Поэтому окончание гражданской войны не означало, что спор о свободе также окончен. Напротив, установление бессменной диктатуры Цезаря привело к тому, что пламя этого спора вспыхнуло снова. В середине марта 44 г. до н. э. перед входом в здание Сената, выстроенного когда-то Помпеем, один из сенаторов совершенно неожиданно задержал Марка Антония, заведя с ним долгий разговор. Этот сильный, внушительного вида мужчина даже не догадывался о том, что его умышленно удерживают на улице. В самом С е -нате тем временем группа сенаторов притворилась, будто собирается выступить с петицией против Цезаря. Они словно ненароком подошли к нему, так что он оказался в их окружении. Вдруг один из сенаторов приподнял край одежды, и в его руке блеснул кинжал, который вонзился в диктатора. Другие тоже стали лихорадочно вынимать спрятанное в складках оружие. Их клинки двадцать три раза пронзили тело врага. Брут, бывший близким другом семьи Цезаря, но сражавшийся на стороне Помпея у Фарсала, нанес один из этих ударов. После этого он покинул здание Сената в компании некоторых других заговорщиков. Держа окровавленные ножи в руках, они направились к Капитолию и обратились к народу с возгласом: «Свобода восстановлена!»
Безжизненное, окровавленное тело Цезаря осталось лежать в здании Сената — в том самом здании, которое было построено на средства его врага в дар Риму. Более того, он упал прямо к ногам статуи Помпея. Можно, конечно, увидеть в этом убийстве Цезаря своего рода месть Помпея, но более важно другое: не только Цезарь — республика также была мертва. Хотя об этом не догадывались Брут и другие сенаторы-патриции, мечтавшие покончить с «тиранией» и вернуть старую, во многом идеализированную республику, Цезарь смотрел дальше них. Всенародное участие в выборах, законодательная роль римских народных собраний не годились более для успешного управления обширной Римской державой. С этой задачей мог справиться только единоличный правитель — император.

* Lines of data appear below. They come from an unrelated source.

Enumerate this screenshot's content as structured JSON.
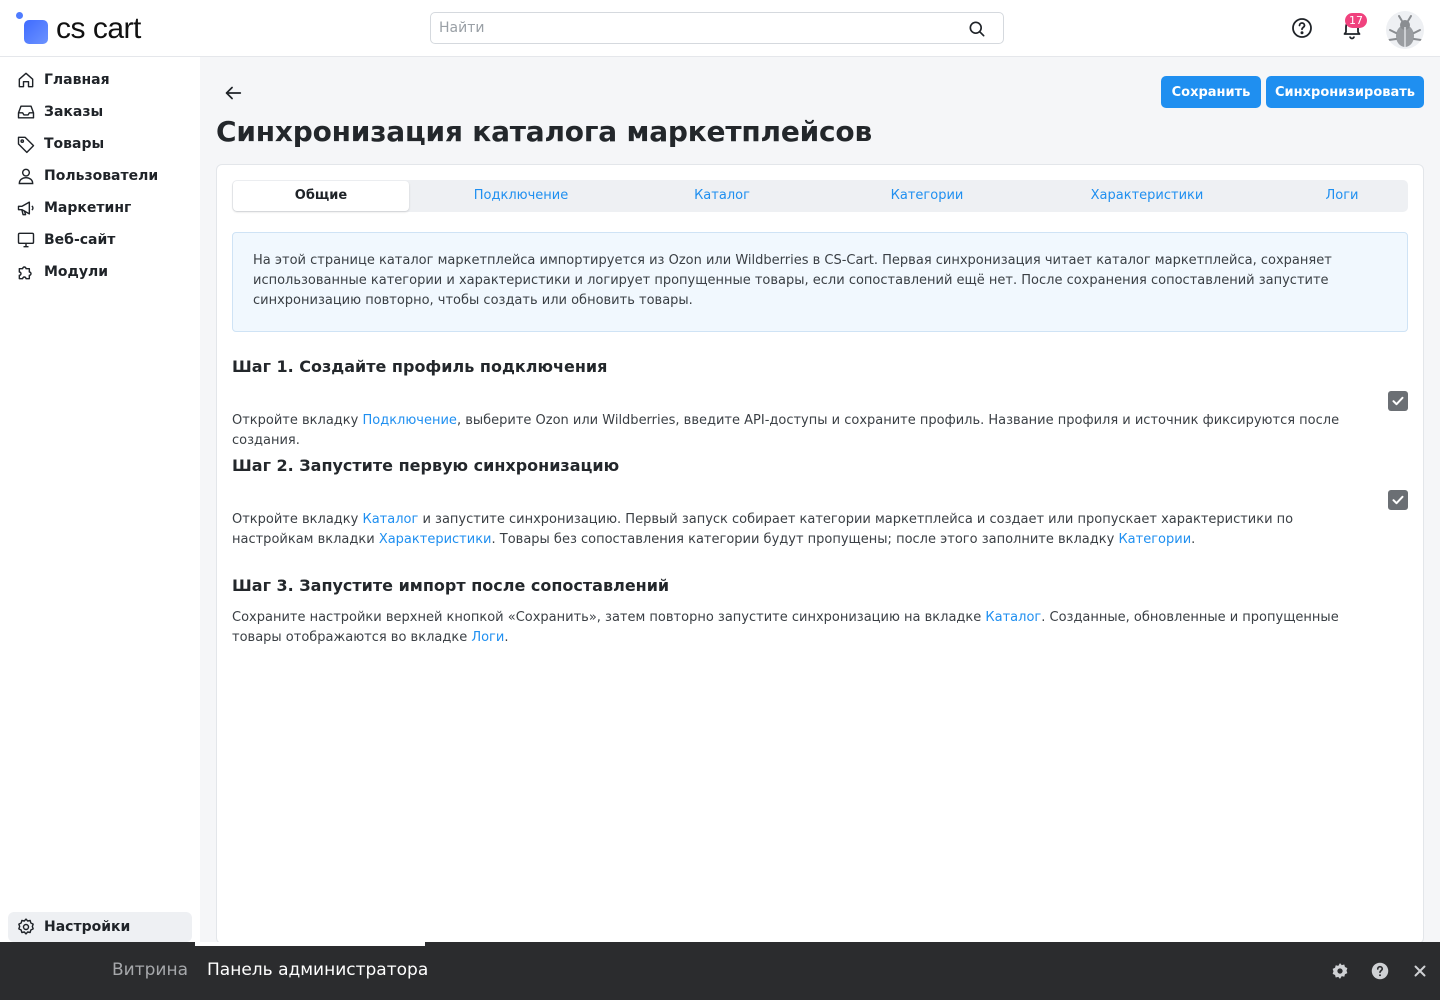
{
  "header": {
    "logo_text": "cs cart",
    "search_placeholder": "Найти",
    "notifications_count": "17"
  },
  "sidebar": {
    "items": [
      {
        "label": "Главная",
        "icon": "home-icon"
      },
      {
        "label": "Заказы",
        "icon": "inbox-icon"
      },
      {
        "label": "Товары",
        "icon": "tag-icon"
      },
      {
        "label": "Пользователи",
        "icon": "user-icon"
      },
      {
        "label": "Маркетинг",
        "icon": "megaphone-icon"
      },
      {
        "label": "Веб-сайт",
        "icon": "monitor-icon"
      },
      {
        "label": "Модули",
        "icon": "puzzle-icon"
      }
    ],
    "settings_label": "Настройки"
  },
  "toolbar": {
    "save_label": "Сохранить",
    "sync_label": "Синхронизировать"
  },
  "page": {
    "title": "Синхронизация каталога маркетплейсов"
  },
  "tabs": [
    {
      "label": "Общие",
      "active": true
    },
    {
      "label": "Подключение",
      "active": false
    },
    {
      "label": "Каталог",
      "active": false
    },
    {
      "label": "Категории",
      "active": false
    },
    {
      "label": "Характеристики",
      "active": false
    },
    {
      "label": "Логи",
      "active": false
    }
  ],
  "info": {
    "text": "На этой странице каталог маркетплейса импортируется из Ozon или Wildberries в CS-Cart. Первая синхронизация читает каталог маркетплейса, сохраняет использованные категории и характеристики и логирует пропущенные товары, если сопоставлений ещё нет. После сохранения сопоставлений запустите синхронизацию повторно, чтобы создать или обновить товары."
  },
  "steps": {
    "s1": {
      "title": "Шаг 1. Создайте профиль подключения",
      "t1": "Откройте вкладку ",
      "l1": "Подключение",
      "t2": ", выберите Ozon или Wildberries, введите API-доступы и сохраните профиль. Название профиля и источник фиксируются после создания.",
      "checked": true
    },
    "s2": {
      "title": "Шаг 2. Запустите первую синхронизацию",
      "t1": "Откройте вкладку ",
      "l1": "Каталог",
      "t2": " и запустите синхронизацию. Первый запуск собирает категории маркетплейса и создает или пропускает характеристики по настройкам вкладки ",
      "l2": "Характеристики",
      "t3": ". Товары без сопоставления категории будут пропущены; после этого заполните вкладку ",
      "l3": "Категории",
      "t4": ".",
      "checked": true
    },
    "s3": {
      "title": "Шаг 3. Запустите импорт после сопоставлений",
      "t1": "Сохраните настройки верхней кнопкой «Сохранить», затем повторно запустите синхронизацию на вкладке ",
      "l1": "Каталог",
      "t2": ". Созданные, обновленные и пропущенные товары отображаются во вкладке ",
      "l2": "Логи",
      "t3": "."
    }
  },
  "bottombar": {
    "storefront_label": "Витрина",
    "admin_label": "Панель администратора"
  },
  "colors": {
    "accent": "#1f8ff0",
    "badge": "#f0427e",
    "bottombar": "#2b2c2e",
    "info_bg": "#f1f8fe"
  }
}
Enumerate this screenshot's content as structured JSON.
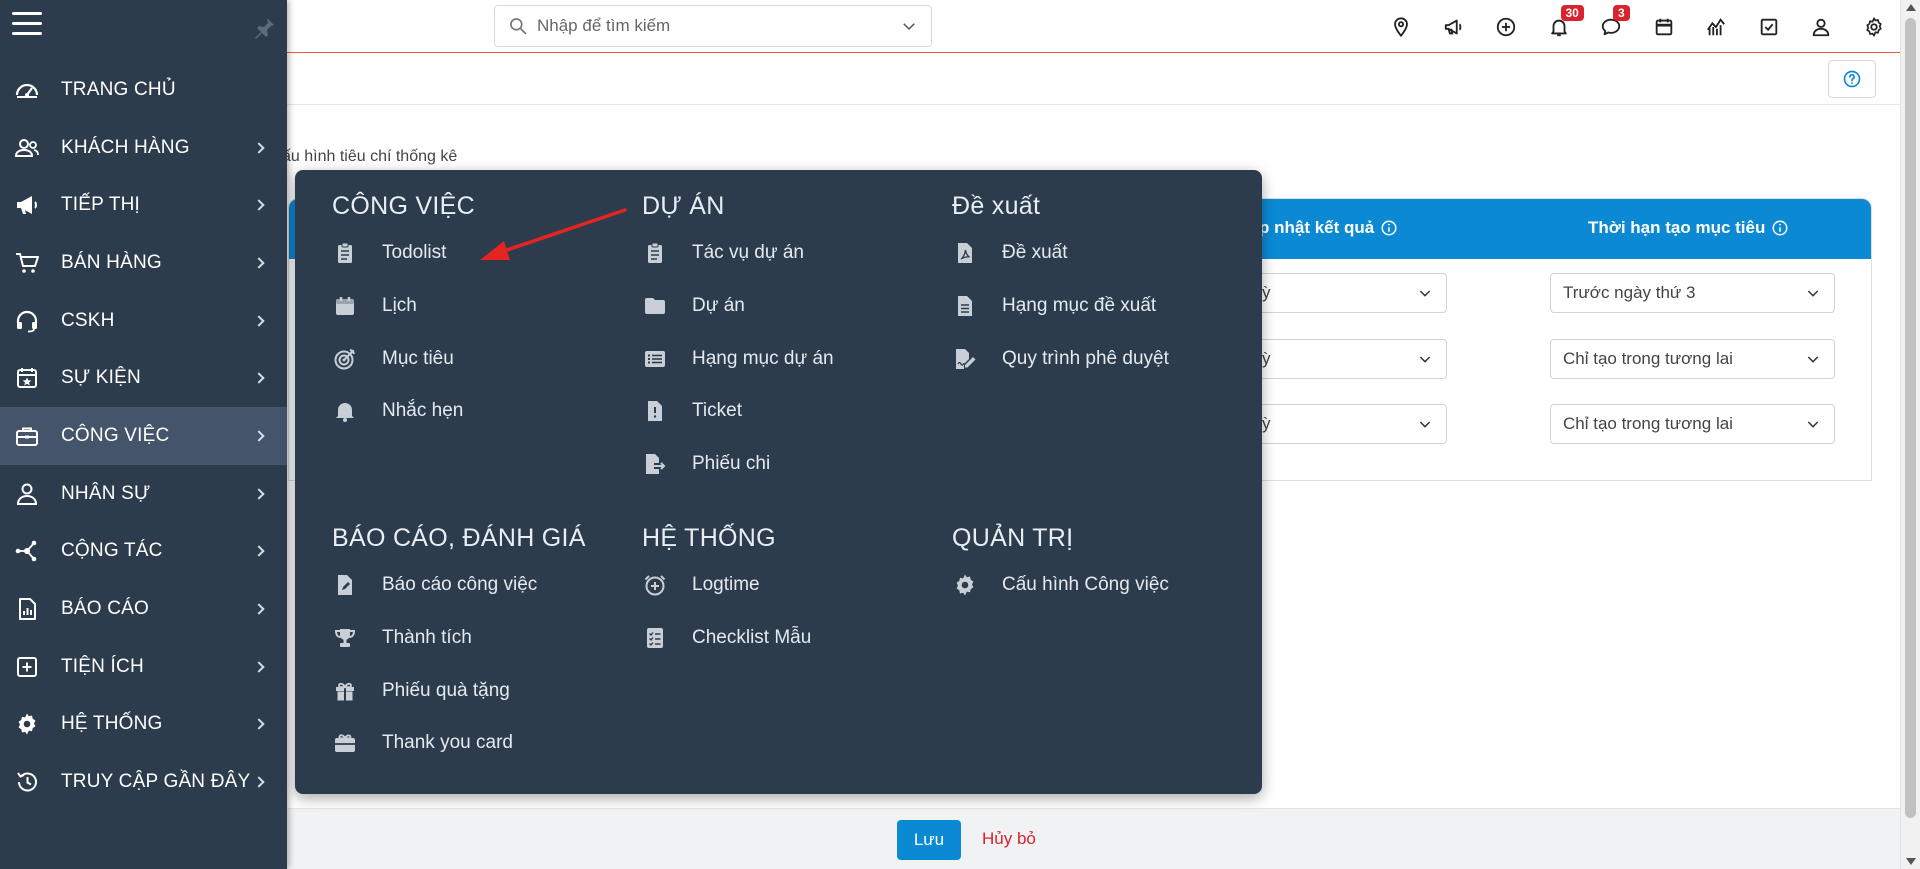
{
  "search": {
    "placeholder": "Nhập để tìm kiếm"
  },
  "topbar": {
    "icons": [
      "location-icon",
      "megaphone-icon",
      "add-circle-icon",
      "bell-icon",
      "chat-icon",
      "calendar-icon",
      "chart-icon",
      "checkbox-icon",
      "user-icon",
      "settings-icon"
    ],
    "notifications_badge": "30",
    "messages_badge": "3"
  },
  "colors": {
    "sidebar": "#2d3c4c",
    "sidebar_active": "#44546a",
    "accent": "#0b8ad3",
    "danger": "#d9232e",
    "topbar_border": "#e8613f"
  },
  "sidebar": {
    "items": [
      {
        "label": "TRANG CHỦ",
        "icon": "dashboard-icon",
        "submenu": false
      },
      {
        "label": "KHÁCH HÀNG",
        "icon": "users-icon",
        "submenu": true
      },
      {
        "label": "TIẾP THỊ",
        "icon": "megaphone-icon",
        "submenu": true
      },
      {
        "label": "BÁN HÀNG",
        "icon": "cart-icon",
        "submenu": true
      },
      {
        "label": "CSKH",
        "icon": "headset-icon",
        "submenu": true
      },
      {
        "label": "SỰ KIỆN",
        "icon": "calendar-event-icon",
        "submenu": true
      },
      {
        "label": "CÔNG VIỆC",
        "icon": "briefcase-icon",
        "submenu": true,
        "active": true
      },
      {
        "label": "NHÂN SỰ",
        "icon": "person-icon",
        "submenu": true
      },
      {
        "label": "CỘNG TÁC",
        "icon": "network-icon",
        "submenu": true
      },
      {
        "label": "BÁO CÁO",
        "icon": "report-icon",
        "submenu": true
      },
      {
        "label": "TIỆN ÍCH",
        "icon": "plus-square-icon",
        "submenu": true
      },
      {
        "label": "HỆ THỐNG",
        "icon": "gear-icon",
        "submenu": true
      },
      {
        "label": "TRUY CẬP GẦN ĐÂY",
        "icon": "history-icon",
        "submenu": true
      }
    ]
  },
  "page": {
    "section_caption": "ấu hình tiêu chí thống kê",
    "table": {
      "headers": [
        "p nhật kết quả",
        "Thời hạn tạo mục tiêu"
      ],
      "rows": [
        {
          "col1": "ỳ",
          "col2": "Trước ngày thứ 3"
        },
        {
          "col1": "ỳ",
          "col2": "Chỉ tạo trong tương lai"
        },
        {
          "col1": "ỳ",
          "col2": "Chỉ tạo trong tương lai"
        }
      ]
    }
  },
  "footer": {
    "save_label": "Lưu",
    "cancel_label": "Hủy bỏ"
  },
  "mega_menu": {
    "columns": [
      {
        "title": "CÔNG VIỆC",
        "items": [
          {
            "label": "Todolist",
            "icon": "clipboard-list-icon"
          },
          {
            "label": "Lịch",
            "icon": "calendar-icon"
          },
          {
            "label": "Mục tiêu",
            "icon": "target-icon"
          },
          {
            "label": "Nhắc hẹn",
            "icon": "bell-icon"
          }
        ]
      },
      {
        "title": "DỰ ÁN",
        "items": [
          {
            "label": "Tác vụ dự án",
            "icon": "clipboard-list-icon"
          },
          {
            "label": "Dự án",
            "icon": "folder-icon"
          },
          {
            "label": "Hạng mục dự án",
            "icon": "list-alt-icon"
          },
          {
            "label": "Ticket",
            "icon": "file-exclamation-icon"
          },
          {
            "label": "Phiếu chi",
            "icon": "file-export-icon"
          }
        ]
      },
      {
        "title": "Đề xuất",
        "items": [
          {
            "label": "Đề xuất",
            "icon": "file-pdf-icon"
          },
          {
            "label": "Hạng mục đề xuất",
            "icon": "file-text-icon"
          },
          {
            "label": "Quy trình phê duyệt",
            "icon": "file-signature-icon"
          }
        ]
      },
      {
        "title": "BÁO CÁO, ĐÁNH GIÁ",
        "items": [
          {
            "label": "Báo cáo công việc",
            "icon": "file-edit-icon"
          },
          {
            "label": "Thành tích",
            "icon": "trophy-icon"
          },
          {
            "label": "Phiếu quà tặng",
            "icon": "gift-icon"
          },
          {
            "label": "Thank you card",
            "icon": "gift-card-icon"
          }
        ]
      },
      {
        "title": "HỆ THỐNG",
        "items": [
          {
            "label": "Logtime",
            "icon": "alarm-plus-icon"
          },
          {
            "label": "Checklist Mẫu",
            "icon": "checklist-icon"
          }
        ]
      },
      {
        "title": "QUẢN TRỊ",
        "items": [
          {
            "label": "Cấu hình Công việc",
            "icon": "gear-icon"
          }
        ]
      }
    ]
  }
}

Мирным путем привести и аристократическую элиту, и народ Рима к пониманию этого, заставить их принять как свершившийся факт то обстоятельство, что для всех них свобода закончилась, было почти непосильной задачей, требовавшей ясного политического видения и ледяного, безжалостного бесстрастия. По счастливой случайности решение этой задачи легло в руки такого человека, как Август. Он был настоящим гением политики, равного которому не найти во всей истории Древнего Рима. Впрочем, несравненной была и его способность пойти на все, включая самую страшную жестокость, во имя укрепления собственной власти.
Август
В 17 г. до н. э. с 31 мая по 3 июня Рим стал свидетелем грандиозного представления — Вековых игр. Ничего подобного этому празднику римляне не видали ни до, ни после него. Шумиха началась за несколько недель до игр. Глашатаи в старинной традиционной одежде ходили по улицам Рима, возвещая, насколько масштабными будут грядущие события: после трех дней театрализованных жертвоприношений в святилищах и культовых сооружениях по всему городу власти обещали семь дней развлечений, включая состязания на колесницах, театральные представления на латыни и греческом языках, потрясающие выступления всадников-акробатов, охоту на диких зверей и потешные бои. Был сочинен специальный гимн, который в последний день торжеств должны были спеть два хора, состоявшие из двадцати семи мальчиков в одном и двадцати семи девочек в другом, одетых в белое. Люди с нетерпением ждали игр, предвкушая атмосферу праздника и всеобщую эйфорию. Рим, говорили они, наслаждается миром и процветанием — новым золотым веком. Но внимательный наблюдатель заметил бы в подготовке к играм более серьезную подоплеку.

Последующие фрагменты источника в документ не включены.